Generating a Word2Vec model from a block of Text using Gensim (Python)

Word2Vec is a semantic learning framework that uses a shallow neural network to learn the representations of words/phrases in a particular text. Simply put, its an algorithm that takes in all the terms (with repetitions) in a particular document, divided into sentences, and outputs a vectorial form of each. The ‘advantage’ word2vec offers is in its utilization of a neural model in understanding the semantic meaning behind those terms. For example, a document may employ the words ‘dog’ and ‘canine’ to mean the same thing, but never use them together in a sentence. Ideally, Word2Vec would be able to learn the context and place them together in its semantic space. Most applications of Word2Vec using cosine similarity to quantify closeness. This Quora question (or rather its answers) does a good job of explaining the intuition behind it.

You would need to take the following steps to develop a Word2Vec model from a block of text (Usually, documents that are extensive and yet stick to the topic of interest with minimum ambiguity do well):

[I use Gensim’s Word2Vec API in Python to form Word2Vec models of Wikipedia articles.]
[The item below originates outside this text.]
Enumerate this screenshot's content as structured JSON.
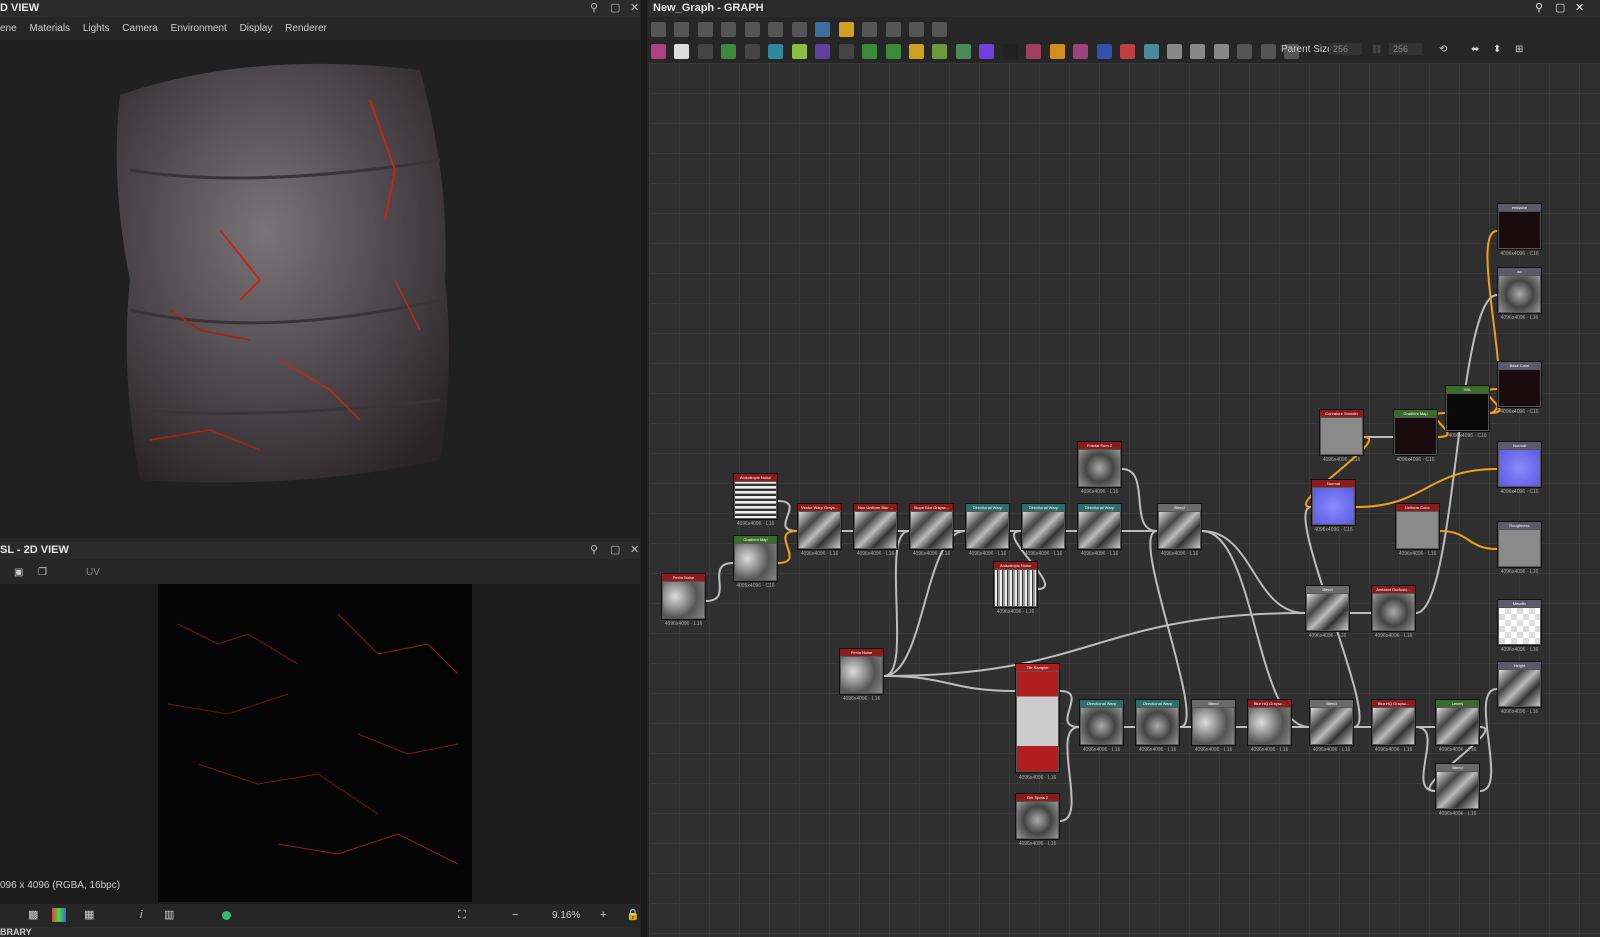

1. Obtain the text (obviously)

To obtain the Wikipedia articles, I use the Python wikipedia library. Once installed from the link, here’s how you could use it obtain all the text from an aritcle-


#'title' denotes the exact title of the article to be fetched
title = "Machine learning"
from wikipedia import page
wikipage = page(title)

You could then use wikipage.context to access the entire textual context in the form of a String. Now, incase you don’t have the exact title and want to do a search, you would do:


from wikipedia import search, page
titles = search('machine learning')
wikipage = page(titles[0])

[Tip: Store the content into a file and access it from there. This would provide you a reference later, if needed.]

2. Preprocess the text

In the context of Python, you would require an iterable that yields one iterable for each sentence in the text. The inner iterable would contain the terms in the particular sentence. A ‘term’ could be individual words like ‘machine’, or phrases(n-grams) like ‘machine learning’, or a combination of both. Coming up with appropriate bigrams/trigrams is a tricky task on its own, so I just stick to unigrams.

First of all, I remove all special characters and short lines from the article, to eliminate noise. Then, I use Porter Stemming on my unigrams, using a ‘wrapper’ around Gensim’s stemming API.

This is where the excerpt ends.